Practical Tips / What Actually Works
- Memorize the 4‑step cycle – Write it on a sticky note for a week. You’ll start seeing it in problems without even thinking.
- Always reduce the exponent first – Before you even touch i, calculate n mod 4. It turns a messy power into a single digit.
- Use the “remainder = 0” shortcut – If the remainder is 0, the answer is simply 1. That’s the easiest case.
- Check with the unit circle – Visual learners can picture the complex plane: each multiplication by i rotates 90° counter‑clockwise. After four rotations you’re back where you started.
- Write a one‑liner in code
def i_power(n):
r = n % 4
return [1, 1j, -1, -1j][r] # Python’s 1j is the imaginary unit
Now you’ve got a reusable function for any exponent.
- Teach it to a friend – Explaining the pattern out loud cements it in your brain. Plus, you’ll look like a math wizard at the next study group.
FAQ
Q: Is i²⁰ + 1 ever equal to 2?
A: Only if you read it as (i²⁰) + 1, which simplifies to 1 + 1 = 2. The original expression means i²¹, which equals i.
Q: Why does the cycle length equal 4?
A: Because multiplying by i rotates the complex plane 90°. Four 90° turns bring you full circle back to 1.
Q: Can this trick be used for other complex numbers?

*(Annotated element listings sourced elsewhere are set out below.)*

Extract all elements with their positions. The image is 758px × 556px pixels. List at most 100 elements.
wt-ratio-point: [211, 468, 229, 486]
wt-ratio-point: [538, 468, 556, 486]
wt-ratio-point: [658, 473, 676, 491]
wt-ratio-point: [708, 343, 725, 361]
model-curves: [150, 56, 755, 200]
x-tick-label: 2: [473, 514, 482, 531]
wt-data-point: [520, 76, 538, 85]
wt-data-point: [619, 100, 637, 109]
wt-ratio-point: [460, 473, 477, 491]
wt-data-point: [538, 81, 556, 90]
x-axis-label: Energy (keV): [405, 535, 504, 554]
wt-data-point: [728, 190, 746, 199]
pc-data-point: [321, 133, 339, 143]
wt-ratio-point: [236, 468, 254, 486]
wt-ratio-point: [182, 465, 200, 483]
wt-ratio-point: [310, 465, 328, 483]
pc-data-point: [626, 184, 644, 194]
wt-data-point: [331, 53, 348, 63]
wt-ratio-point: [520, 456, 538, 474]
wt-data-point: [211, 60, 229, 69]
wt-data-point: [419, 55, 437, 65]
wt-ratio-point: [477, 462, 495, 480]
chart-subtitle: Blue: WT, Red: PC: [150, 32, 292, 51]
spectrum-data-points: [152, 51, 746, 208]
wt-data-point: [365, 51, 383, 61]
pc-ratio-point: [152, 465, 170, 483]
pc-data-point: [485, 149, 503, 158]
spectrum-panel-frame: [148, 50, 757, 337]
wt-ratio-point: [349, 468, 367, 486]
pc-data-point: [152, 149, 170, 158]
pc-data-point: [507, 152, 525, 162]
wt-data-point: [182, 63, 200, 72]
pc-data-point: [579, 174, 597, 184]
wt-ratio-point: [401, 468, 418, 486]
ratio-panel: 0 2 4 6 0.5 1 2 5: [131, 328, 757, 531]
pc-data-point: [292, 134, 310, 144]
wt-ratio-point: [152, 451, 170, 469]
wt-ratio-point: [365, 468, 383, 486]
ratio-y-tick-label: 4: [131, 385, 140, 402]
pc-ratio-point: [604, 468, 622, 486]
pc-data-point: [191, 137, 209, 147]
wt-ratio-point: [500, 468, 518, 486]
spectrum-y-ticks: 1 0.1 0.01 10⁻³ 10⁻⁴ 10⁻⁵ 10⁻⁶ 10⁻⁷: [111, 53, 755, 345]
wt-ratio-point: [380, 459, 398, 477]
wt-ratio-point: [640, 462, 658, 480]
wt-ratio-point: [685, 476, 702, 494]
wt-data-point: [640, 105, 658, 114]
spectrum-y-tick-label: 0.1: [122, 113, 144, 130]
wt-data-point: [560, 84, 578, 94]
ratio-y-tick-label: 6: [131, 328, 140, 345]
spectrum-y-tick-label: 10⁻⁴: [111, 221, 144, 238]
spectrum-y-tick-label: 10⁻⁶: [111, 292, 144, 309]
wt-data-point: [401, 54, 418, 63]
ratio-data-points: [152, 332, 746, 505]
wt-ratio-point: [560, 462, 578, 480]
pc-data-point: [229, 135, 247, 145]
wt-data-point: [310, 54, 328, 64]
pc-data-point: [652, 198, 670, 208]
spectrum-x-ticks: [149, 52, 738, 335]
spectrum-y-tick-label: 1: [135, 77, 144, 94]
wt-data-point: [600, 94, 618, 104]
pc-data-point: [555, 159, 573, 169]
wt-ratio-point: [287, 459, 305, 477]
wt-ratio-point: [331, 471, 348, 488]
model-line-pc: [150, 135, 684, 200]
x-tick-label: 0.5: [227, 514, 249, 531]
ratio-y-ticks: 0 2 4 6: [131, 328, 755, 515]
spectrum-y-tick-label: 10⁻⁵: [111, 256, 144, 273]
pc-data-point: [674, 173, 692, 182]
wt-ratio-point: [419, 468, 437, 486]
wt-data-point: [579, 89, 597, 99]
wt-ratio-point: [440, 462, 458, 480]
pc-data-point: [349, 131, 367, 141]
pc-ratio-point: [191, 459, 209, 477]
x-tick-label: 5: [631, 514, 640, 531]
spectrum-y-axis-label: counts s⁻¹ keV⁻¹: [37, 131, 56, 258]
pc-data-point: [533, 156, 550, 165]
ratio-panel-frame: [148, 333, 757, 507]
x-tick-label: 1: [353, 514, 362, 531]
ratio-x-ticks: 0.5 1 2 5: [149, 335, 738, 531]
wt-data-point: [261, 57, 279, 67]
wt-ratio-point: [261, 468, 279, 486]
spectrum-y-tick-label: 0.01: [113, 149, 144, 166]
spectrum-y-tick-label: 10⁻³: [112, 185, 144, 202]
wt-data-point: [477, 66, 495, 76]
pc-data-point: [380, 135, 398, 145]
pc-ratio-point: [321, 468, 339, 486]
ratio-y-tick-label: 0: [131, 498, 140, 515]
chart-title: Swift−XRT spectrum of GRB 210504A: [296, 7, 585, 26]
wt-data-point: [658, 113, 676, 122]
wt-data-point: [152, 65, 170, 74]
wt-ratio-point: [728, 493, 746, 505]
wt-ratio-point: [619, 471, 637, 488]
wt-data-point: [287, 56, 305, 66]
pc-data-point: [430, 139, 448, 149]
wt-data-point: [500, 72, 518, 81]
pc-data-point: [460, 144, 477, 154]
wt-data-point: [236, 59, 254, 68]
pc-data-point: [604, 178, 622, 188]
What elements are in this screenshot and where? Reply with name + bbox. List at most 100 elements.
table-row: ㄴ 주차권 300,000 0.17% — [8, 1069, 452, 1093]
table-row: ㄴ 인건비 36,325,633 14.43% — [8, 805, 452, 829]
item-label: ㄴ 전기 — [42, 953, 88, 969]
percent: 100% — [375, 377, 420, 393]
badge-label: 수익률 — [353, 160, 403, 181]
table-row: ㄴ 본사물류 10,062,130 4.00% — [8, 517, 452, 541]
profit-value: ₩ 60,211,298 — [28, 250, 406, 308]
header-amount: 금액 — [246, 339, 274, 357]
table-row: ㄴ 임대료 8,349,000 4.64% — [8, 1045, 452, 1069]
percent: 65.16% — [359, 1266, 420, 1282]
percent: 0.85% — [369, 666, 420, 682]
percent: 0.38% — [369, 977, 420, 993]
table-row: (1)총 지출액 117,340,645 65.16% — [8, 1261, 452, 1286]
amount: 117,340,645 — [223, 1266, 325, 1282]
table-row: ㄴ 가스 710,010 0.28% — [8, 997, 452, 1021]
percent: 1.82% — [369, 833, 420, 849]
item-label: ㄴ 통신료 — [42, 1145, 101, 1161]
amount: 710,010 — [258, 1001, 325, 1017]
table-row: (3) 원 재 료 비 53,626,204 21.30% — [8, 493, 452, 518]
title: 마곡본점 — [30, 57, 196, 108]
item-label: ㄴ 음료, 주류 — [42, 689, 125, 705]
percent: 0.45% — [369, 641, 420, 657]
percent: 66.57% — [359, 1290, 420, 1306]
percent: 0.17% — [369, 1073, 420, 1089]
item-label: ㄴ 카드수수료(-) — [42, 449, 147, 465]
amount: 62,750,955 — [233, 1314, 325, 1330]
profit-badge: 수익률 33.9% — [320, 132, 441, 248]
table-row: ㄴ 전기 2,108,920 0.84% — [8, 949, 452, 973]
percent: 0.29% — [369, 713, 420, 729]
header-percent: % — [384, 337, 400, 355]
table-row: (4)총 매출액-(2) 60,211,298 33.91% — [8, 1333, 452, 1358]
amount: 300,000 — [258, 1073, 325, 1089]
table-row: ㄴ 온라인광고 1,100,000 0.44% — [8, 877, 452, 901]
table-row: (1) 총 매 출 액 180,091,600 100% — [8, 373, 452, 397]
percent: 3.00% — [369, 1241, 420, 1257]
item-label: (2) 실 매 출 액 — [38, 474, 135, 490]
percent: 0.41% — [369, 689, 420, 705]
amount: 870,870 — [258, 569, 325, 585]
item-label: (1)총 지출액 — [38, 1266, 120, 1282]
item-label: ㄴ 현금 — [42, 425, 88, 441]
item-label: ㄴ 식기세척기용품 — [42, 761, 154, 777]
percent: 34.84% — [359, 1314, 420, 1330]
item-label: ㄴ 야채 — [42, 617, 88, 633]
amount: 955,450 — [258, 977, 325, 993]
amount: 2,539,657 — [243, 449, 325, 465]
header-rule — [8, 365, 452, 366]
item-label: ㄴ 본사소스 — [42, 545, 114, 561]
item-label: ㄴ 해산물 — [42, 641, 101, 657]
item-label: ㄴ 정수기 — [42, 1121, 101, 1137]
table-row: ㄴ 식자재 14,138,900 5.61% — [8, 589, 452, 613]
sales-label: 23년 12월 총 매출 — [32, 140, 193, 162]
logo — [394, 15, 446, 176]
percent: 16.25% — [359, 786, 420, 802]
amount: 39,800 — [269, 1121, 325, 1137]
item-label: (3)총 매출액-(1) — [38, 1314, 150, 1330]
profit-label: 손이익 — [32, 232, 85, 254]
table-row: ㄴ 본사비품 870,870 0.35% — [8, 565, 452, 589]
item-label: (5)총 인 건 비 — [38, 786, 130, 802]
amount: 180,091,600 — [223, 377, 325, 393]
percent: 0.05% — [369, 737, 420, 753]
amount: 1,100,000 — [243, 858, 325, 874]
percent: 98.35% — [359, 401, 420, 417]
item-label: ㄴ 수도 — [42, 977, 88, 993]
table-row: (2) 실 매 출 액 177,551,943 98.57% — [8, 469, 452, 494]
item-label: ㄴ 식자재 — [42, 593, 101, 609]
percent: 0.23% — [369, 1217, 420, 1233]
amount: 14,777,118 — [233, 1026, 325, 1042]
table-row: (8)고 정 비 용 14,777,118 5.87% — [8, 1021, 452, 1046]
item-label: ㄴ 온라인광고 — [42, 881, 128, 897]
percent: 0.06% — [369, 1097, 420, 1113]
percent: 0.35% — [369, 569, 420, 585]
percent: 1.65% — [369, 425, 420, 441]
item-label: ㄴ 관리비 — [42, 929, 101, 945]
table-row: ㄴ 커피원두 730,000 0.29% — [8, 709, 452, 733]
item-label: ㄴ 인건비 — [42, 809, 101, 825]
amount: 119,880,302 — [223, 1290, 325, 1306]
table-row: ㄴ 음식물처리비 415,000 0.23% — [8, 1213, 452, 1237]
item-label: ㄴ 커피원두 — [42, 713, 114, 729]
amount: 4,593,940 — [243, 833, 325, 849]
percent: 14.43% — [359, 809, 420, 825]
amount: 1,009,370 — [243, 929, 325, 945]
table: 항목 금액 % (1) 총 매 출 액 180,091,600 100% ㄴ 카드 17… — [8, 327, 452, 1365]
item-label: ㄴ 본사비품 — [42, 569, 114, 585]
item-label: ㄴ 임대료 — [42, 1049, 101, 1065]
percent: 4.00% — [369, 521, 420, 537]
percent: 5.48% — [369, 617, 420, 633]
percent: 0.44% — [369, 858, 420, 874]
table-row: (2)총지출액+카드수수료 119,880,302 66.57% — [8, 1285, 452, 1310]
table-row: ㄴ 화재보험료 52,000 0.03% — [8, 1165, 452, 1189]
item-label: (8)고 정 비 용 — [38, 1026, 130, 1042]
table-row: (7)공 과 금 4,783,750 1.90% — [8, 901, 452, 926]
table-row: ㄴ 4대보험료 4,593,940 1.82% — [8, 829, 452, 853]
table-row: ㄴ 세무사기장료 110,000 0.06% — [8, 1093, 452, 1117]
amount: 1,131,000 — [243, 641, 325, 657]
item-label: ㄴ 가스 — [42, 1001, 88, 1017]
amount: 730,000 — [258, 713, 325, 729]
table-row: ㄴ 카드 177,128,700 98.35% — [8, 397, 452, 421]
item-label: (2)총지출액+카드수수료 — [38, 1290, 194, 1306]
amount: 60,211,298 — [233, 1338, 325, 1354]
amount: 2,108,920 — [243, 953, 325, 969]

A: Yes, any number of the form a + bi* raised to a high power can often be reduced using De Moivre’s theorem, which also relies on periodicity.
Q: What if the exponent is negative?
A: Compute the positive remainder first, then take the reciprocal. To give you an idea, i⁻³ = 1/(i³) = 1/(–i) = i.
Q: Does this work in modular arithmetic with other bases?
A: The idea of reducing exponents by the order of the base works for any element in a finite group. For i, the order is 4 Less friction, more output..
So the next time you see i²⁰ + 1, you’ll know exactly what to do: drop the “20 + 1” into a quick division, spot the remainder 1, and answer i without breaking a sweat. It’s a tiny victory, but those little wins add up to big confidence in math. Now, keep the cycle in mind, and let it rotate your problems into place. Happy calculating!